La decomposizione è un processo che genera ripugnanza. La natura disfa corpi e individui, e si riappropria degli elementi che li compongono nel modo più avvilente possibile, degradandoli a scorie repellenti. Tuttavia il continuo rigenerarsi e rifiorire del vivente non sarebbe possibile senza le forze sprigionate da questo momento così detestabile. È la decomposizione, con il suo rendere tutto così sgradevole e irriconoscibile, che crea le condizioni per quello che viene spesso chiamato, con una espressione stucchevole, il “miracolo della vita”.

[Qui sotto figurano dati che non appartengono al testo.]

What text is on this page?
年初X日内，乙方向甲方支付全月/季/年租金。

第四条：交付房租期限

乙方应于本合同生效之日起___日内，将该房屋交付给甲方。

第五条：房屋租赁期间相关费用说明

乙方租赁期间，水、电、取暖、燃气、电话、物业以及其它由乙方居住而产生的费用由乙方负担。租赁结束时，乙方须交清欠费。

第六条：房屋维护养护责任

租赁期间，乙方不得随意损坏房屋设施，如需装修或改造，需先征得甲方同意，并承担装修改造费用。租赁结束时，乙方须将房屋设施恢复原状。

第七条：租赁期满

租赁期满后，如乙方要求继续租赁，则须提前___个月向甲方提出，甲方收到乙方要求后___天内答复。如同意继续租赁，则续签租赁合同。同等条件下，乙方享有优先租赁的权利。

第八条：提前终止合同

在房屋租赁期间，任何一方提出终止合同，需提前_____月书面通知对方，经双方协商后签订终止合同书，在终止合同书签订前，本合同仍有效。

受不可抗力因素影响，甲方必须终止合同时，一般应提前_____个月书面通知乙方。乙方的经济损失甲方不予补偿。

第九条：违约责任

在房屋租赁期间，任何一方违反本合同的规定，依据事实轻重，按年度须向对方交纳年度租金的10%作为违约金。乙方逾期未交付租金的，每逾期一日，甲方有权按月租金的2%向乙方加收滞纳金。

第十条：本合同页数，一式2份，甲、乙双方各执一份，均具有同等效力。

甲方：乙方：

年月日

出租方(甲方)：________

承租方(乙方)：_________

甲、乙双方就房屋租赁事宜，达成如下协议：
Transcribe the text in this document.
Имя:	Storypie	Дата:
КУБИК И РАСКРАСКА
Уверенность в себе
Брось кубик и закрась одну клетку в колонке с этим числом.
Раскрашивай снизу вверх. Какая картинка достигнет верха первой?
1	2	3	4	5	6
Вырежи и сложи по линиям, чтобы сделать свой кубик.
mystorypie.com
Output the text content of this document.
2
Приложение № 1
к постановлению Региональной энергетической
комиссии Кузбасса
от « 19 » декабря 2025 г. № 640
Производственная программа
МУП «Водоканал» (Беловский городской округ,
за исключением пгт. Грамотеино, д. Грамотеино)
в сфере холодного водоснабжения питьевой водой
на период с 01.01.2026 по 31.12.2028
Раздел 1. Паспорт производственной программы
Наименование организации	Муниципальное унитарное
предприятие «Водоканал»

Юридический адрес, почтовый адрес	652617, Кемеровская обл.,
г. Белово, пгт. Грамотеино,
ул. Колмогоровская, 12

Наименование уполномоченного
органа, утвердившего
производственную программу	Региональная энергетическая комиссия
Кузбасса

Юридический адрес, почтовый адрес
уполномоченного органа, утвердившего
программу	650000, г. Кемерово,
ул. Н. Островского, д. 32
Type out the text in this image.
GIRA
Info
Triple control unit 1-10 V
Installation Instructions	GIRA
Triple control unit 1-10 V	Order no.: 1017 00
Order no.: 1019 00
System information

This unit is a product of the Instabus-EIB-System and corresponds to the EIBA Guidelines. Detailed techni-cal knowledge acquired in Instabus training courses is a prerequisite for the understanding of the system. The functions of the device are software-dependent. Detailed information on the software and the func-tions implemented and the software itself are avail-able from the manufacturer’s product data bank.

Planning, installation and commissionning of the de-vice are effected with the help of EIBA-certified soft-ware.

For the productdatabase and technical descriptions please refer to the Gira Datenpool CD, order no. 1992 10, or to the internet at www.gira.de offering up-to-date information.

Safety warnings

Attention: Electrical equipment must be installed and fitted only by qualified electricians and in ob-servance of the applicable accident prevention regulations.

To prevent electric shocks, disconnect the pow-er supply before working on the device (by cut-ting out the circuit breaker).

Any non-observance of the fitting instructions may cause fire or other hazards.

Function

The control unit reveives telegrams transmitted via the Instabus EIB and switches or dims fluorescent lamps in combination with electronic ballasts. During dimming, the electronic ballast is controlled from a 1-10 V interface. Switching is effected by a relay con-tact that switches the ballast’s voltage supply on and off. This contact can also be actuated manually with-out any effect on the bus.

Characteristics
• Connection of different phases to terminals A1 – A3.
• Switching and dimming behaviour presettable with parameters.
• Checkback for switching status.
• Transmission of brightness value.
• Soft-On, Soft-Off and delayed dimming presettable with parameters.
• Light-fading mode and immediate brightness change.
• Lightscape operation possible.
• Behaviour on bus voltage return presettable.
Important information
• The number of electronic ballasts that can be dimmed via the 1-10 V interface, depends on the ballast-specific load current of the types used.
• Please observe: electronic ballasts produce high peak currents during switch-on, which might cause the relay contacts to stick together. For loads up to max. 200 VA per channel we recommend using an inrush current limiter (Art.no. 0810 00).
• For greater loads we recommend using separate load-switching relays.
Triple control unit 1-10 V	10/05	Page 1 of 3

La lenta e ignominiosa decadenza dei corpi è trasposta in chiave estetica nell’opera di Paolo Gioli. Diventa decomposizione dell’immagine.
Le immagini su pellicola, risultato dell’azione di acidi e agenti chimici, appaiono corrose e logorate dal loro stesso principio vivificante. Lo sguardo, stordito dalle esalazioni tossiche che ne risultano, è a un tempo respinto e attratto dalla evanescente acredine dei lavori di Paolo Gioli.
La ricerca di una immagine scomoda e destabilizzante, sull’orlo del collasso, che stenta ad affermarsi, i cui contorni sono sul punto di svanire, passa anche per la ricerca dello strumento adeguato per realizzarla. Il mezzo fotografico privato pezzo per pezzo di ogni suo elemento, è anch’esso soggetto all’accelerato processo di decomposizione imposto dall’artista alla sua opera.
Paolo Gioli rinuncia alla rassicurante efficienza della macchina fotografica e si affida ad un metodo arcaico e rudimentale, la stenoscopia.
Tutto quello che ha un minimo di spessore, che ha al suo interno un vuoto, uno spazio, che permette l’ingresso di una infiltrazione di luce, tutto quello che può incamerare luce, può produrre immagini.
Tubi di cartone, confezioni di lucidi per scarpe, foglie, vengono utilizzati per catturare la luce e realizzare film e immagini fotografiche.
Il processo di rarefazione tecnica viene estremizzato e portato al suo grado zero nel Pugno stenopeico. Il mezzo tecnico viene dissolto e riassorbito dalla mano dell’artista.